Through the Pedagogical Looking Glass

Through the Pedagogical Looking Glass
Through the Pedagogical Looking Glass
Through the Pedagogical Looking Glass
May 13, 2001 (All day) - July 22, 2001 (All day)
ICA, Philadelphia

Scott Rigby & David Dempewolf

Through the Pedagogical Looking Glass was commissioned as part of the sight/site exhibition held at the ICA in the spring of 2001. This exhibition addressed the ways in which a work of art’s meaning and reception is altered when placed within new and different contexts.

The commissioned project was a life-size facsimile of Marcel Duchamp’s door from Etant Donnes. It consisted of two inkjet prints mounted on a rigid cut-out of the door. Replacing the eyeholes of Etant Donnes was a projecting library filing drawer, covered with a corresponding inkjet image of Duchamp’s original piece. Within the drawer was a stereoscopic three-dimensional view of the interior tableau of Etant Donnes, which the viewer could see through two holes in the face of the drawer. Filed at the back of the drawer were eight transparent plexiglass cards. Each card bore the name of a writer and a corresponding image summarizing their conception of Etant Donnes in a critical text. Visitors were encouraged to choose a card and place it in a slot in front of the tableau image. When looking through the eyeholes, the image on the card was stereoscopically superimposed on Duchamp’s work. Two feet from the door was a chair and a table; on the table was a spiral bound book of photocopied essays in the form of an academic bulk pack. Reprinted inside the pack was each of the critical texts represented on the plexiglass cards. Visitors were permitted to sit at the desk and leaf through the texts at their leisure.

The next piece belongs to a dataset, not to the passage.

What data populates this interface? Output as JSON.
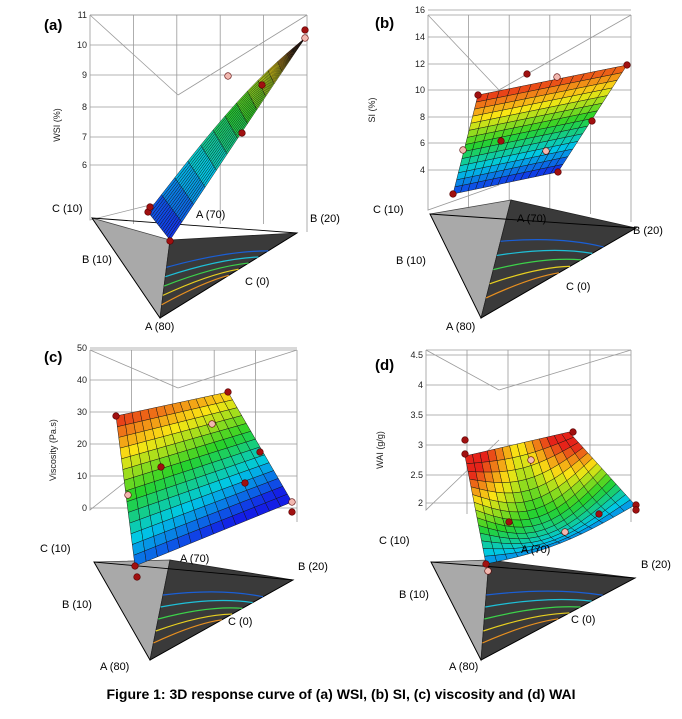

The work was intended to visually illustrate how critical texts provide audiences with critical and informative lenses to aid interpretation of the artist’s work. These critical approaches to the work carry the ideas, ideologies and biases that were in circulation at the time that the texts were written. By providing a multitude of critical voices, the work was intended to create a clamor of conflicting voices that could cancel one another out, leaving the viewer alone with Duchamp’s Etant Donnes to experience it anew. The viewer is then able to examine a disturbing image on its own terms, without a layer of preconstructed critical interpretation.